招待状②
私の護衛に佐藤くんが立ち、残りの3人が走り出した。
『ゴああああ』
巨大生物が雄叫びを上げながら泥だらけの手を振るう。神崎さんがハンマーでそれを受け止めると、残りの2人が切り掛かるが、切った直後から巨大生物の体がすぐに再生を始める。巨大生物はそのままの勢いで薙ぎ払いを放ったので、今度は3人で集中して頭部を攻撃するが、またすぐに再生を始める。
「ちょっと、すぐ再生するんだけど」
「光輝!脱出ルートは見つかったか?」
「ダメです、領域が安定してなくてこの人数が通る間維持できるルートがないです」
「最悪如月様だけでも脱出できるルートを探して!」
「了解です!」
「ね、ねえ 私に手伝えることはある」
まだ与えられた情報を飲み込めていないが、4人が私のために動いてくれていることはわかる。なら私にもできることがあるはずだ。
「すみません、編..じゃなくて如月様は自分の後ろでお願いします」
「わ...わかった」
4人の普段とは違う態度に戸惑う。私なりにこの5年間、4人との距離感を徐々に縮められてきたと感じていたのだが、彼らの言葉が正しければただの護衛上での付き合いなんだと感じさせられる。
『ドゴン』
そう思った時近くの柱に巨大生物と戦っていた3人が飛ばされてくる
「みんな、大丈夫!」
「光輝、今すぐ逃げろ!奴は一体じゃなかった」
「は...はい!如月様こちらへ...如月様?」
「よくも...よくも...私の部下に手え出してくれたな!」
3人は身体中打撲跡だらけであった。それを見た私は先ほどまで抱いていた恐怖や戸惑いが消え、代わりに抱いた怒りを抑えきれず、椎名が落とした刀を拾って構えていた。
「我ながらバカな行動だとわかってるけども、護衛対象だからといっても、あなた達は私の部下なんだから置いていけるわけないでしょう!」
追いかけてきた巨大生物は、3体になっていた。分裂したわけではなく、最初に遭遇した時と同じ大きさの奴が3体だ。こいつらが3人にあんな事をしたのか。そう考えるとさらに怒りが込み上げる。
ああ..全部壊してしまおう
左右の巨大生物が薙ぎ払い、中央のが右手の拳を振り落とす。私はその拳に合わせて剣を置いておく
私に危害を加えようと振るわれた拳は剣に衝突したかと思うと、豆腐を切るかのように何の抵抗もなく肩まで切り裂く。そしてその傷が再生しないことに気づいた巨大生物の表情は私への恐怖を抱いていた。
「許さないよ、けど安心して、痛みなく殺してあげる」
あれ...私は今笑っているのか?...まあそんなことは今どうでもいい。
巨大生物は防衛本能でも働いたのか3体が合体し、切られた腕を再生していた。ああ...なんて切りがいのある姿なんだろう。私は剣を上段に構え、巨大生物がその巨体で持って押し潰そうとする行動を果たす前に振り落とす。

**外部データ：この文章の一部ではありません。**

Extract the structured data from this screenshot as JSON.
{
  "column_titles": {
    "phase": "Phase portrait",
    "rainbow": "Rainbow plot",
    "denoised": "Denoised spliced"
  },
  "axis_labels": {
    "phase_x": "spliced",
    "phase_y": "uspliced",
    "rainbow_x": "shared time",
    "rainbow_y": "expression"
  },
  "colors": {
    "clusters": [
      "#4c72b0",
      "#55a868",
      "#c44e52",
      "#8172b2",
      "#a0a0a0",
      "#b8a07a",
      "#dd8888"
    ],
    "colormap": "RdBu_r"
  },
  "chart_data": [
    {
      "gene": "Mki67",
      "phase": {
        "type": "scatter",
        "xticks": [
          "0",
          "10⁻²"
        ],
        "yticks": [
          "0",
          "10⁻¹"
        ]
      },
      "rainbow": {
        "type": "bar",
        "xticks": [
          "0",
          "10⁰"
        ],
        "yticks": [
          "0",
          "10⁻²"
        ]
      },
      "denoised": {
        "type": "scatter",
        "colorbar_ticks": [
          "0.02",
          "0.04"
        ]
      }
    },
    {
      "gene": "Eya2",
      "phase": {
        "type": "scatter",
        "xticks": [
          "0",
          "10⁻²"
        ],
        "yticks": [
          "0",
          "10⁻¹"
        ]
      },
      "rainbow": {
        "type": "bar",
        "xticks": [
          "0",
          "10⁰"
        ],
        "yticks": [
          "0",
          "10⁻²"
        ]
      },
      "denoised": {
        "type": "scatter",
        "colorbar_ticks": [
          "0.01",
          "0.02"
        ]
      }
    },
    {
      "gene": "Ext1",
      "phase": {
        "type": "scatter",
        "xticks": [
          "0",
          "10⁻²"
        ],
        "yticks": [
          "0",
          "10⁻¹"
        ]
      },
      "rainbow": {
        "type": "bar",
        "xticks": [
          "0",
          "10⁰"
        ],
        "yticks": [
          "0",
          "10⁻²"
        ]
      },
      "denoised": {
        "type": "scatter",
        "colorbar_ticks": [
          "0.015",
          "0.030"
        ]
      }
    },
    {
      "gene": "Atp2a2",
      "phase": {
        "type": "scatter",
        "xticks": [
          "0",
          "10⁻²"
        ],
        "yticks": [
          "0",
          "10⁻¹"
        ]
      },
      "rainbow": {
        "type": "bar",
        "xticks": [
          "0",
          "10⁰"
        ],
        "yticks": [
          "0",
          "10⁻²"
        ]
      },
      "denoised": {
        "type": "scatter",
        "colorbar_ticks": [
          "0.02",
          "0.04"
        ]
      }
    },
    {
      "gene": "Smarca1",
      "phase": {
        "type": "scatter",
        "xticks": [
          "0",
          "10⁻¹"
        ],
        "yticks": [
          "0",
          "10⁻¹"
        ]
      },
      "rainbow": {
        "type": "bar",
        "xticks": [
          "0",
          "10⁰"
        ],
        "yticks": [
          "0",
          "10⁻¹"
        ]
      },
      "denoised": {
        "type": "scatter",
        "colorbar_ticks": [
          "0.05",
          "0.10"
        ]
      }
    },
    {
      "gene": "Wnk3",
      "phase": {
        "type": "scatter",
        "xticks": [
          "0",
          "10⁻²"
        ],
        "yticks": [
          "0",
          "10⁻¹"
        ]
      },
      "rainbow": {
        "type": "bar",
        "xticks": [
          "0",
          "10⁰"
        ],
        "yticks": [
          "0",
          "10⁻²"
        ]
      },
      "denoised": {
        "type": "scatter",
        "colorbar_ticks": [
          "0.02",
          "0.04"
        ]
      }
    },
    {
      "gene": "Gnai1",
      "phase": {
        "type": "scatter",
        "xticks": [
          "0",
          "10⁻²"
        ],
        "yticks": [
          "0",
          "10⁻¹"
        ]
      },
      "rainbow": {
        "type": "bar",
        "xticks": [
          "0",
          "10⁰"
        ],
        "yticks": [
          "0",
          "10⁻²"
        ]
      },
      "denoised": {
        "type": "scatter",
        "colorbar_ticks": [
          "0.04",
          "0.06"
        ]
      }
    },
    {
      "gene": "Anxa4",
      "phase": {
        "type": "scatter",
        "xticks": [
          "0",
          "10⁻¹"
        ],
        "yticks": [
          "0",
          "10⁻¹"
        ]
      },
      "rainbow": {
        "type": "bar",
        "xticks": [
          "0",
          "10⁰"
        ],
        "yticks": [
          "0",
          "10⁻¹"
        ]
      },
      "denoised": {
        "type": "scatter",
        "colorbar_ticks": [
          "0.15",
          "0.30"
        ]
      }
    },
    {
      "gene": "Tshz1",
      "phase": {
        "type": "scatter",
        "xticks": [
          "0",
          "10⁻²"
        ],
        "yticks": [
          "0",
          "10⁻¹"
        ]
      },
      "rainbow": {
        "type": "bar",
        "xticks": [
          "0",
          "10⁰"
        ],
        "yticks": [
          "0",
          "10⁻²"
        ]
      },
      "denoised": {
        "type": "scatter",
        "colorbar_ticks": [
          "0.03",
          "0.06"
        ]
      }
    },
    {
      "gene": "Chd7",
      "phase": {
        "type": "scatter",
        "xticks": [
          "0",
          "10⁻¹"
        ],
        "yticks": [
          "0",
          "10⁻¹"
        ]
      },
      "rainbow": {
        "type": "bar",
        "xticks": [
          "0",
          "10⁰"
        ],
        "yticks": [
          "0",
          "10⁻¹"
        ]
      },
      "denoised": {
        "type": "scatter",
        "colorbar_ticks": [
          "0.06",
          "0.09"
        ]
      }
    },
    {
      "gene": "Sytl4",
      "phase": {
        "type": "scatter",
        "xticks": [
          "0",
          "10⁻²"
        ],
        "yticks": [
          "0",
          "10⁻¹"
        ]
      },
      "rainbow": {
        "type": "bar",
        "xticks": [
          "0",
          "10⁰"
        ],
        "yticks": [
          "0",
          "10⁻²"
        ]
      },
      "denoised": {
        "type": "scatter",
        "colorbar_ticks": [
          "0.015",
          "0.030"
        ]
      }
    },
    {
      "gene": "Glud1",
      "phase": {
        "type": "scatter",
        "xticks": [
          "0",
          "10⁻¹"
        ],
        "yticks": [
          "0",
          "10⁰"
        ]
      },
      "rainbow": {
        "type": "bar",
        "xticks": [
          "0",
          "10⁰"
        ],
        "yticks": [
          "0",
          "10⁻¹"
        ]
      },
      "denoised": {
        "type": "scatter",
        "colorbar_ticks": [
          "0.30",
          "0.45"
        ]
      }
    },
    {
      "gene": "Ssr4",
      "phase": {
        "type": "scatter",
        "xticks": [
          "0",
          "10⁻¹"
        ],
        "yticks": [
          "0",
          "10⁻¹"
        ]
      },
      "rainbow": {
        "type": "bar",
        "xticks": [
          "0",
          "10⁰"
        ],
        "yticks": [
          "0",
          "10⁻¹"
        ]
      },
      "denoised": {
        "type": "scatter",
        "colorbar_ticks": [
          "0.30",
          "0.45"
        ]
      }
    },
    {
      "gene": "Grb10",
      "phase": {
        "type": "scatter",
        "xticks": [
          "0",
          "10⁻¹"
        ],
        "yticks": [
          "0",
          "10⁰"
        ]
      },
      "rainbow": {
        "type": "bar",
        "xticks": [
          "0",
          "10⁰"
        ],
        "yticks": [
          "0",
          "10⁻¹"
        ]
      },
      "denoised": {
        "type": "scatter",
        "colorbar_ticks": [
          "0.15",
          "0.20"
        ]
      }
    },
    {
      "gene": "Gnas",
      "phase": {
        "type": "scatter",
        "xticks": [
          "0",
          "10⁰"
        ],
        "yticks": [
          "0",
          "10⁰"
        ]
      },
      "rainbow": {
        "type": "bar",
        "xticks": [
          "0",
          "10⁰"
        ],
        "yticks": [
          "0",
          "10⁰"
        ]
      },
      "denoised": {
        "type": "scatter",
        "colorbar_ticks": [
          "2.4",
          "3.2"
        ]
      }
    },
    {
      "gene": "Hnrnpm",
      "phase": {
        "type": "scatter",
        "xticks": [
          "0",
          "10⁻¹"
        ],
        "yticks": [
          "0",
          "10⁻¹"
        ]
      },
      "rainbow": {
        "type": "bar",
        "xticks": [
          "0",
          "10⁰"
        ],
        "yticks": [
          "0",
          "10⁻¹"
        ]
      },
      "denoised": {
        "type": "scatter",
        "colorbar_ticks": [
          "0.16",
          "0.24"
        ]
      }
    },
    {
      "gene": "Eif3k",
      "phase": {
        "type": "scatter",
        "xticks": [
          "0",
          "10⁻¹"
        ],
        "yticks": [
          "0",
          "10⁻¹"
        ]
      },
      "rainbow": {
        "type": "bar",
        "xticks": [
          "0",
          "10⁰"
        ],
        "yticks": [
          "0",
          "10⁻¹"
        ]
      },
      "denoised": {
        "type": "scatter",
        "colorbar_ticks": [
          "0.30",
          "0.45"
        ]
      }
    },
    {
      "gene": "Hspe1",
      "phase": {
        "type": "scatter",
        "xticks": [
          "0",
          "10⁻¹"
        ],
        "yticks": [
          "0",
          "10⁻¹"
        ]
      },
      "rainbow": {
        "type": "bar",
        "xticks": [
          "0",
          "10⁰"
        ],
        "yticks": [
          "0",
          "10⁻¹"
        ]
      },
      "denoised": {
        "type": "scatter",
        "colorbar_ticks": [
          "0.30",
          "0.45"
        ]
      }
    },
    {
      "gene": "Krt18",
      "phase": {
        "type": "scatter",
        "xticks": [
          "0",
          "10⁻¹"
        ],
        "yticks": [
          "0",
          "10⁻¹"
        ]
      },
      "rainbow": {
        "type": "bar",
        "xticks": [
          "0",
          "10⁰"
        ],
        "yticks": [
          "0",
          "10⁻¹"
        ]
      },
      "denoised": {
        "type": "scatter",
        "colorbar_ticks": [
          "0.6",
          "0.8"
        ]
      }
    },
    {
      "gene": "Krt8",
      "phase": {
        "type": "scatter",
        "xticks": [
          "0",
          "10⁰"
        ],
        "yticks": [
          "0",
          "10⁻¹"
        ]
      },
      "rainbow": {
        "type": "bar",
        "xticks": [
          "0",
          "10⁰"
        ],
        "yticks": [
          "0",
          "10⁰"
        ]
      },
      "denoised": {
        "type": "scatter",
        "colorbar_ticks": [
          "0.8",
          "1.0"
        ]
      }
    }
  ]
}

後に残ったのはどこにでもある泥の地面だけであり、襲いかかってくるものはいない。
「はあ〜」
私は脅威がなくなった事を認識すると、力が抜けてその場に座り込む。
「みんな..大丈..夫?」
息を整え4人の方を向くと、そこには片膝をついて控える4人がいた。
「如月様、先程の剣術お見事でございます。力を取り戻す瞬間に立ち会えたこと大変嬉しく思っております。つきましては私達の主がおられる刀剣協会の本部に招待させて頂きたいのですがよろしいでしょうか?」
私は返事ができなかった。なぜならその前に意識を手放したからである。